Seit Herbst 2018 ist ihr Vater erneut ihr Coach – mittlerweile im achten Jahr. Zuvor trainierte Alina Ammann bei Bundestrainer Thomas Dreißigacker in Leipzig. Doch aufgrund der Belastung durch das Studium und die regelmäßigen Reisen ist der Trainingsstandort nun Hamburg. „Die Bedingungen momentan mit der Leichtathletik-Halle sind optimal und insgesamt sind die Wege und die Koordination einfach kürzer und einfacher“, sagt ihr Vater.
Die Tochter sei endgültig erwachsen geworden, trainiert auch regelmäßig ohne ihren Coach. Der nötige Schuss Gelassenheit, den selbst leistungsorientierte Spitzensportler so manches Mal gebrauchen könnten, um Druck und Verbissenheit zu mildern, scheint mittlerweile Einzug gehalten zu haben. Die Erwartungshaltung sei nicht mehr so hoch. Wenn dann aber trotzdem die Ergebnisse stimmen, ist es jedenfalls für Alina Ammann der beste Weg. „Alle Läuferinnen, die sich um Alina herum bei der DM platziert haben, waren vor dem Wettkampf im Höhentrainingslager. Wir haben uns dagegen entschieden“, so Michael Ammann. Schließlich sei Alina hier geboren und akklimatisiert.

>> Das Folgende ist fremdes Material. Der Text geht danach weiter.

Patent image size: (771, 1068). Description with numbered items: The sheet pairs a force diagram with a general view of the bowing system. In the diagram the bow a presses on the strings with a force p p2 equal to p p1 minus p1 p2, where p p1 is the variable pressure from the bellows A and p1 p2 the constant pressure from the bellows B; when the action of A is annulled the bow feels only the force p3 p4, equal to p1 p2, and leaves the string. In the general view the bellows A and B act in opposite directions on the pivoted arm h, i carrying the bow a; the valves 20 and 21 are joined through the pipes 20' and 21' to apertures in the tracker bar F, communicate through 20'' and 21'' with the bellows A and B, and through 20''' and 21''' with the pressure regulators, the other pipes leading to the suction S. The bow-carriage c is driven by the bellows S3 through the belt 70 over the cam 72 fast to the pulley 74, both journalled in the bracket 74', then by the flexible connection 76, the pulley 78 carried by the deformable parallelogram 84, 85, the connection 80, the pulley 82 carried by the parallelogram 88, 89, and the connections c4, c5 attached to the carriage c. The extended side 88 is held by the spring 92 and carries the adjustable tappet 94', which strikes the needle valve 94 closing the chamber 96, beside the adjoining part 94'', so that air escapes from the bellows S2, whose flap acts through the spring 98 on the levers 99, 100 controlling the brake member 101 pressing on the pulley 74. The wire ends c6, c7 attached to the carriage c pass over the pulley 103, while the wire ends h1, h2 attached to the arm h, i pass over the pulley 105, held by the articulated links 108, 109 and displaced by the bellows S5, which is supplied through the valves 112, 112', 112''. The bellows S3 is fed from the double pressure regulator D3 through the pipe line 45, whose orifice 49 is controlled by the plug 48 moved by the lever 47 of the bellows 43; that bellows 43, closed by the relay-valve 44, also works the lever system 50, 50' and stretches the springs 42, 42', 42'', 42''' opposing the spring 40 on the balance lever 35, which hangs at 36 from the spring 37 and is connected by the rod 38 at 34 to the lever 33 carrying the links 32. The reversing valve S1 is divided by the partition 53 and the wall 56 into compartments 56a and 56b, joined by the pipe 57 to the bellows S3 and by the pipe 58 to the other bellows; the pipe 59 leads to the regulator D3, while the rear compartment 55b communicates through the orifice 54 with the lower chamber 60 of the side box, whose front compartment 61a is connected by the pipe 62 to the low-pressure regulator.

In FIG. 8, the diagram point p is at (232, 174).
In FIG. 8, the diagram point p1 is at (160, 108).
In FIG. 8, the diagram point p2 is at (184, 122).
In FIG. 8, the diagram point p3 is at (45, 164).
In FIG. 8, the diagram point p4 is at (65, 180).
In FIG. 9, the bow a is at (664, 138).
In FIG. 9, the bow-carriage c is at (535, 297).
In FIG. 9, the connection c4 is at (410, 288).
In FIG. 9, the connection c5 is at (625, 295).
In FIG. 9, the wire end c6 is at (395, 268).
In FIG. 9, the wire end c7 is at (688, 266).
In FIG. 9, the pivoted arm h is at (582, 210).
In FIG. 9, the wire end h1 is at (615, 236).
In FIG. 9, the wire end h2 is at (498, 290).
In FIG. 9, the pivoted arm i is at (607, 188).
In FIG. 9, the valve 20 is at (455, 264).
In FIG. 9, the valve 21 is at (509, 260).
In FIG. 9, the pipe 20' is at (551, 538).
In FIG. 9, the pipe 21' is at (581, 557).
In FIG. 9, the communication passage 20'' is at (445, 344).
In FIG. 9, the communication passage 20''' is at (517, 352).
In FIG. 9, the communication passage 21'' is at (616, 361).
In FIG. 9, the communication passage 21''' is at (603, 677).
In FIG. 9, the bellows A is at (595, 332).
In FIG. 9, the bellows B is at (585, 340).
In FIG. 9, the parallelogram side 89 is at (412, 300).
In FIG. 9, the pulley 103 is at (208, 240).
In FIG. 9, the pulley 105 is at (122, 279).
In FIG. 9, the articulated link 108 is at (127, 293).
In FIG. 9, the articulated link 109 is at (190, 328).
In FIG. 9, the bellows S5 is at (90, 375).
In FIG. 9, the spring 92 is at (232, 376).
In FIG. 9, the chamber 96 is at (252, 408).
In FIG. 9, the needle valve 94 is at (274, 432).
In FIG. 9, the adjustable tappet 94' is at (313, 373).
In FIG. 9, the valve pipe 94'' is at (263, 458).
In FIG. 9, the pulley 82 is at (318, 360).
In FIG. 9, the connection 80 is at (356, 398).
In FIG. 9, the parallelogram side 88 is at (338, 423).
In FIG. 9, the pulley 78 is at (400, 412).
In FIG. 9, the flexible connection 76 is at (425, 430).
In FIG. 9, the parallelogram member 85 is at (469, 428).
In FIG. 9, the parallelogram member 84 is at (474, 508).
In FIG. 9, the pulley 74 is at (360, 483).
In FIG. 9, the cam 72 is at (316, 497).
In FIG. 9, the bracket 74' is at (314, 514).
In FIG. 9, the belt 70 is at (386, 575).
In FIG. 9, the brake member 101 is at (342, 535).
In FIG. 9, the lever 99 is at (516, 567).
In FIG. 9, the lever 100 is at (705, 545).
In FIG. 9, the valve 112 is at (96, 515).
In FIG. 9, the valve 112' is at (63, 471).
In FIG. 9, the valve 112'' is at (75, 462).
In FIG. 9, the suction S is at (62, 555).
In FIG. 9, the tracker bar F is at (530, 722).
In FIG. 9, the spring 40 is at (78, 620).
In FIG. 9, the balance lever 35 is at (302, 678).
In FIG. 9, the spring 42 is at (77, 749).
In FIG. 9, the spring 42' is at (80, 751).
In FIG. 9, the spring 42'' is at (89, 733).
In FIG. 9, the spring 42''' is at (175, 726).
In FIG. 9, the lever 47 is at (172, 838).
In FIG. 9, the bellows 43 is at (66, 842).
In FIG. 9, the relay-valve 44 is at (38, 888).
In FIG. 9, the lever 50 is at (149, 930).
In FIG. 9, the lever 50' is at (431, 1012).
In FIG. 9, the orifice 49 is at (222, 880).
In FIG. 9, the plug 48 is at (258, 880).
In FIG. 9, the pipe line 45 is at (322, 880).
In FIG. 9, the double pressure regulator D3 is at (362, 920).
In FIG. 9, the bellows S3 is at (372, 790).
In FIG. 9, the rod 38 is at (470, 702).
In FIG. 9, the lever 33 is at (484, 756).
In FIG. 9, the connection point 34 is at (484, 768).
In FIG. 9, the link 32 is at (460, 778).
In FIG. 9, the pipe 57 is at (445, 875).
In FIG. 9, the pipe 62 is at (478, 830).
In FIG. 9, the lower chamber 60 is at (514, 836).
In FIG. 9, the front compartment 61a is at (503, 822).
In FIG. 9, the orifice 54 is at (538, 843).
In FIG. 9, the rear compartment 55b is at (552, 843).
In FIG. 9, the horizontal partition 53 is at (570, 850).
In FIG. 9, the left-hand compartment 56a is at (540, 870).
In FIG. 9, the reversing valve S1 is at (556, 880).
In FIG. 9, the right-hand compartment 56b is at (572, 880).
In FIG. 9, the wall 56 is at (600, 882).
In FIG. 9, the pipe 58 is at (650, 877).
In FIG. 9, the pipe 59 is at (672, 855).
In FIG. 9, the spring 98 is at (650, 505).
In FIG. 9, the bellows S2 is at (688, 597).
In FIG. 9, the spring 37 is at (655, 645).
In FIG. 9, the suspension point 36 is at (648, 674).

Internationaler Start und die DM-Teilnahme sind eingeplant
Mögliche Ziele sind die Teilnahmen an der U23-EM im Juli in Schweden oder die Universiade in Italien. Auch die deutsche Meisterschaft in Berlin steht im August im Terminkalender. Die Leichtathletik-WM ist Ende September in Katar. 2020 ist die Teilnahme an Olympia in Tokio keine Utopie.
„Ich muss jetzt erstmal abwarten, wie es im Sommer weitergeht und wie wir die Trainingsintensität steigern. Aber ich habe in der Halle ganz gut vorgelegt, da ist man schon etwas gespannt, wie es draußen dann läuft“, sagt die Studentin, deren DM-Vorbereitung genau in die Klausurenphase fiel. Am Abend vor dem Wettkampf schrieb sie noch eine Klausur, kam dann nachts in Leipzig an und zog dennoch souverän über die Qualifikation in den Endlauf ein. Nun müssen noch zwei Hausarbeiten geschrieben werden und für etwas mehr Training bliebe bis Anfang April und dem dann beginnenden Sommersemester noch Zeit. Demnächst steigt auch eine krachende Studentenparty nachträglich zum Geburtstag, den Vollrausch haben aber andere. „Ich bin da schon ziemlich diszipliniert, was Alkohol angeht“, sagt Alina Ammann. „Gerade für Mittelstreckenläufer ist das nicht gut. Andere Leichtathleten können es da schon lockerer handhaben“, erklärt der Vater. An Ammanns 21. Geburtstag stießen sie und ihre Freunde – wie in jenen Kreisen durchaus üblich – jedenfalls mit Mineralwasser und Apfelschorle an.